Dans l’opposition, on profite de l’accalmie pour compter les points gagnés. « Notre premier objectif a été rempli : Macron voulait opposer la légitimité parlementaire à l’opposition populaire, mais l’Assemblée nationale n’a pas adopté le texte, donc il a perdu. La bataille de nerfs, on l’a remportée. Maintenant, tout le monde reprend son souffle », avance Antoine Léaument, député La France insoumise. La pause parlementaire coïncide aussi avec la période des vacances scolaires, durant laquelle les syndicats n’ont pas prévu de journée nationale de mobilisation. « Ce n’est pas plus mal que les gens puissent mettre de l’argent de côté pour les jours de grève à venir. Tout le monde reprend des forces pour être prêt le 7 mars, début de la vraie grosse bataille contre cette réforme », ajoute l’élu d’Essonne.

Maintenir la pression

Au sein de la Nupes, on souhaite maintenir la pression jusqu’à mardi prochain, date à laquelle l’intersyndicale appelle à une journée de grève pour « mettre la France à l’arrêt ». Sur le terrain, les élus de gauche s’activent donc pour ne voir les Français se désintéresser trop du sujet pendant leurs vacances. « Les meetings ne s’arrêtent pas, on lance des caravanes dans les quartiers populaires, on fait du tractage, du collage d’affiches, pour pousser à une large mobilisation le 7 mars », reprend Antoine Léaument.

« Il y a une pause dans la mobilisation sociale, mais je ne sens pas un risque d’essoufflement. Je ne crois pas à un retournement de l’opinion tant ce projet de loi est honni par une grande majorité de Français », poursuit Arthur Delaporte, député socialiste du Calvados. Selon un sondage Odoxa publié ce mardi, 66 % des personnes interrogées sont toujours opposées au texte. « La mobilisation sort renforcée des débats à l’Assemblée, reprend le porte-parole du groupe PS. Plus les jours avancent, plus la com’ du gouvernement s’effrite.

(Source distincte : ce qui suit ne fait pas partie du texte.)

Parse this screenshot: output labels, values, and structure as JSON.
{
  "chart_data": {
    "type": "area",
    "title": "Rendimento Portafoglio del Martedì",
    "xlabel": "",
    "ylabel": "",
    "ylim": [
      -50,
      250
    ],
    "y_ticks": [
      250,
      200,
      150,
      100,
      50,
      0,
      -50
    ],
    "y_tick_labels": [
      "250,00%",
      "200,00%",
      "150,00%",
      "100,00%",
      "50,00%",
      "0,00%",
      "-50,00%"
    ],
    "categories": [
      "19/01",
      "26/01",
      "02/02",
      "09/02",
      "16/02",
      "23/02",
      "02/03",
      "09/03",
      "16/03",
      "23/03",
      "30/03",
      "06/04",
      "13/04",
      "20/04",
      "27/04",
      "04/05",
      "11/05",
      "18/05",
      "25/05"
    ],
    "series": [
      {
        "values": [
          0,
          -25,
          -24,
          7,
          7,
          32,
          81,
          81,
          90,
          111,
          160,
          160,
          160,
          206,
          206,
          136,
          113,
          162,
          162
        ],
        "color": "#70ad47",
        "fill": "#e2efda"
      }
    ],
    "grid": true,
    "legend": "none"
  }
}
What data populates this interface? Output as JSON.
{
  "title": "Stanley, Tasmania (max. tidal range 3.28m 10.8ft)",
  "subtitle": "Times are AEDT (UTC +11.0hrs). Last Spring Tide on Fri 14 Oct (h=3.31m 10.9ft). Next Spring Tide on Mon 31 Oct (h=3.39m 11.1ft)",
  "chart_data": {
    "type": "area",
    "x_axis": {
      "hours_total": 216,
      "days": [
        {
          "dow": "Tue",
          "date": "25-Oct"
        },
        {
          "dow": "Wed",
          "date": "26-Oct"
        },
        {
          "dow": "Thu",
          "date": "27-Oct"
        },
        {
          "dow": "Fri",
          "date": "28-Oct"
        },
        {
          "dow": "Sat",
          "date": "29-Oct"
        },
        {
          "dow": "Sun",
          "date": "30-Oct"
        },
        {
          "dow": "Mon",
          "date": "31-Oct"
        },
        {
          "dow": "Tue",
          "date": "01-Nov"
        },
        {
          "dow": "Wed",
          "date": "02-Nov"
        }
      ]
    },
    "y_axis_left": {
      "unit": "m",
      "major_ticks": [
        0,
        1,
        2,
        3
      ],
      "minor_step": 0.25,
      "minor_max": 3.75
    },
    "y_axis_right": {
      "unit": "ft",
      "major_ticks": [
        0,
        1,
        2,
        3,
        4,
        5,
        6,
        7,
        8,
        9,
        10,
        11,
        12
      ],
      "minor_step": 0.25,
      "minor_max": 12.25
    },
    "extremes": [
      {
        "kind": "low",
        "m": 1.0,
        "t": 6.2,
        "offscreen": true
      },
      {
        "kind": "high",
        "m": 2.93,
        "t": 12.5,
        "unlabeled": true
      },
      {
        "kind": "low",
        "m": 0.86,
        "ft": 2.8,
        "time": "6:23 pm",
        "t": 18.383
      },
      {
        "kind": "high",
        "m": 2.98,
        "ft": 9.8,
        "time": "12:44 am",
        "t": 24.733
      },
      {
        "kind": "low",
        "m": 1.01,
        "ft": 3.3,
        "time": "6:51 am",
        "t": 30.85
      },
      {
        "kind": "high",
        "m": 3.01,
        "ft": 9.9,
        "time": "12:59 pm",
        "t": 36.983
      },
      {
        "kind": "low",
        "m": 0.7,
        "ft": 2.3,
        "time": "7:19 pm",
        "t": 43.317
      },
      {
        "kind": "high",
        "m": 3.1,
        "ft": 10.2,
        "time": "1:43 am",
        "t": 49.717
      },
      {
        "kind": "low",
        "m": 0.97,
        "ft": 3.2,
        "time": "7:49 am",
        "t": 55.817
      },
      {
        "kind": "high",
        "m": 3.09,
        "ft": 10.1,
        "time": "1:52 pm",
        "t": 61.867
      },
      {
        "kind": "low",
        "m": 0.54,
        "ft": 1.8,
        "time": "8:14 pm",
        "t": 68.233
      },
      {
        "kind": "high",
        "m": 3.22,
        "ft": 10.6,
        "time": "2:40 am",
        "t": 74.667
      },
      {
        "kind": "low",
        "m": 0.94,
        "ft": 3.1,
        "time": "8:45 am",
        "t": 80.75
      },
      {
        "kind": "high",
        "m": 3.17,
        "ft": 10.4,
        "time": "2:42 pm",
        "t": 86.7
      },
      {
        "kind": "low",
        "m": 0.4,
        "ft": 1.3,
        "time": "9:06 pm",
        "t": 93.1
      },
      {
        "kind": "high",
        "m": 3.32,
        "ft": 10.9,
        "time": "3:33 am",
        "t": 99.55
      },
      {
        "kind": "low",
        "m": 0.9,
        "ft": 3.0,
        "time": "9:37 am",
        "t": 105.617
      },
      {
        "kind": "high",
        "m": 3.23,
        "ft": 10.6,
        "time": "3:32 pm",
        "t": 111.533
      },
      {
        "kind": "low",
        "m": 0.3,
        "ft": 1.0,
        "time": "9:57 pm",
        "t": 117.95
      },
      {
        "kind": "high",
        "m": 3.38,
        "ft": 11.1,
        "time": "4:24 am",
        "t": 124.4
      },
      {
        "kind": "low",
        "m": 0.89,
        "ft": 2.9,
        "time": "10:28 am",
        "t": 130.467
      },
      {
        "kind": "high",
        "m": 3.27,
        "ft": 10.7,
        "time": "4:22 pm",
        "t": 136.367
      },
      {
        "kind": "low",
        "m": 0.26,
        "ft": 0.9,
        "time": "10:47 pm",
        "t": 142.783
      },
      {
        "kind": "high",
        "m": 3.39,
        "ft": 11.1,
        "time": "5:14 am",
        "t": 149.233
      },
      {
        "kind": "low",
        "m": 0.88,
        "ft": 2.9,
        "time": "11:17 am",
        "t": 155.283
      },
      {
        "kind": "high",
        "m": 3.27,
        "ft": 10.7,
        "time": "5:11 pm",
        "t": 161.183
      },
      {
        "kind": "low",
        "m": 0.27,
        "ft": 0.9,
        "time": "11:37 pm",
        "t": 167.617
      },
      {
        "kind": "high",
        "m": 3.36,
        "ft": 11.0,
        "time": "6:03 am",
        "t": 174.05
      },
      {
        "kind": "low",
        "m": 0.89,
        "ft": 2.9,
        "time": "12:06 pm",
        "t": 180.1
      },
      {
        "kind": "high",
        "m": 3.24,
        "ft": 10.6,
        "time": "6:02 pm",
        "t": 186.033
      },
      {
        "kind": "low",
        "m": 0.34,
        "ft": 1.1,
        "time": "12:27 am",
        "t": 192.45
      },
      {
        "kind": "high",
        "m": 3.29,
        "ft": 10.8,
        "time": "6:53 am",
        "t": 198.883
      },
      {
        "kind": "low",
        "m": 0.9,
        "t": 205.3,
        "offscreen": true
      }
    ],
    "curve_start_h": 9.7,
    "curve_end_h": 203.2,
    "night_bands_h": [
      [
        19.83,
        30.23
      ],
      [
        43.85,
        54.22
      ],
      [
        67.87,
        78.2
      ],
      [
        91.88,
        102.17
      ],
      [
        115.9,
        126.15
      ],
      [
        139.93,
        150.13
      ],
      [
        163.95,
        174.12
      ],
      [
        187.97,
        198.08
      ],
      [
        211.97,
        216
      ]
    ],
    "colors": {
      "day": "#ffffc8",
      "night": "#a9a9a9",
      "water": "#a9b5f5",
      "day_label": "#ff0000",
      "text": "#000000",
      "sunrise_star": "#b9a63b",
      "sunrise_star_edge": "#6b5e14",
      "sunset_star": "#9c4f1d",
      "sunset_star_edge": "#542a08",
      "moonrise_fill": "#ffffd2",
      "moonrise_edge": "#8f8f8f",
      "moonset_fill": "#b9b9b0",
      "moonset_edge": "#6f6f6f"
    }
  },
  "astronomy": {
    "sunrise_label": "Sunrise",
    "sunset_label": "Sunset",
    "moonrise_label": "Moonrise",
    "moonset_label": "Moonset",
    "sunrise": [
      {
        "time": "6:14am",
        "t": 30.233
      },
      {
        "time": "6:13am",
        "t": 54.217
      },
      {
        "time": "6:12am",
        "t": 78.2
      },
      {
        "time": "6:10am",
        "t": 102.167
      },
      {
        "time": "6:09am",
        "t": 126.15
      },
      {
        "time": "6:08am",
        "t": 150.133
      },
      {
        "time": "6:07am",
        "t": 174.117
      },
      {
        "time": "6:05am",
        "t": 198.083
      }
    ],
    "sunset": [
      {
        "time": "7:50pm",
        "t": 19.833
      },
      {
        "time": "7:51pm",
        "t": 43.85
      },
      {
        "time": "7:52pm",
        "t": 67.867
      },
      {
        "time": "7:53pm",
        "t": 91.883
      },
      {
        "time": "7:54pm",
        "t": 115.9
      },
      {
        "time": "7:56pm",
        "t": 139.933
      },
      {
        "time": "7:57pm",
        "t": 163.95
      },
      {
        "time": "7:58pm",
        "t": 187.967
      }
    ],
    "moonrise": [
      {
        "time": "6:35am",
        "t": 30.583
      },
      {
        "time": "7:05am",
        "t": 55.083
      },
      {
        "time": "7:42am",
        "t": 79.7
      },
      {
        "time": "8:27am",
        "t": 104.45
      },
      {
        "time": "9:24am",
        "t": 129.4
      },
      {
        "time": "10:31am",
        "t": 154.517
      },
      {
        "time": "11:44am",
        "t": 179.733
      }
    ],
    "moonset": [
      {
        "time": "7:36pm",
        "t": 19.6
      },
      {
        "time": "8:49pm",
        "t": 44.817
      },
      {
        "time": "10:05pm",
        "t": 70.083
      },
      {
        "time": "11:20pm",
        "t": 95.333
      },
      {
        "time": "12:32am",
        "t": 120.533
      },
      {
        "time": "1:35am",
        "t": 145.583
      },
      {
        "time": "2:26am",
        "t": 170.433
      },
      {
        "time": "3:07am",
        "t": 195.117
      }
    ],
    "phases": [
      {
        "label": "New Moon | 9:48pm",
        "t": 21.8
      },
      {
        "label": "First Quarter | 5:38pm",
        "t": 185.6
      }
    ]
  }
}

On continue d’ailleurs notre travail de pression aux QAG [questions au gouvernement] et la bataille se poursuit au Sénat ». Au Palais du Luxembourg, les sénateurs de gauche (PS, EELV, PCF, mais pas LFI) ont déjà prévu plusieurs motions contre le texte. Aucune chance d’aboutir, mais le but est de pousser un peu plus l’exécutif dans ses retranchements.

« On continue à être vigilants »

Reste que ce même examen du texte au Sénat pourrait aussi servir de point d’ancrage pour l’argumentaire macroniste. « Les sénateurs ont pu voter en deux jours seulement l’ensemble du texte en Commission. C’est bien la preuve qu’on peut débattre sans combattre », raille Erwan Balanant. L’élu centriste, comme ses partenaires de la majorité, garde d’ailleurs un œil attentif sur le fond des échanges et les amendements votés, notamment par la droite sénatoriale. « On continue d’être vigilant pour combler certaines incompréhensions sur le texte, notamment concernant les mères de famille et l’emploi des seniors », dit-il.

Des avancées qui pourraient être utiles au moment d’aborder le sprint final dans l’hémicycle de l’Assemblée. Au sein de la majorité comme de l’opposition, chaque camp se prépare donc à l’affrontement décisif, comme s’en amuse Julien Bayou, député EELV de Paris : « On est dans la drôle de guerre, le moment où chacun fourbit ses arguments.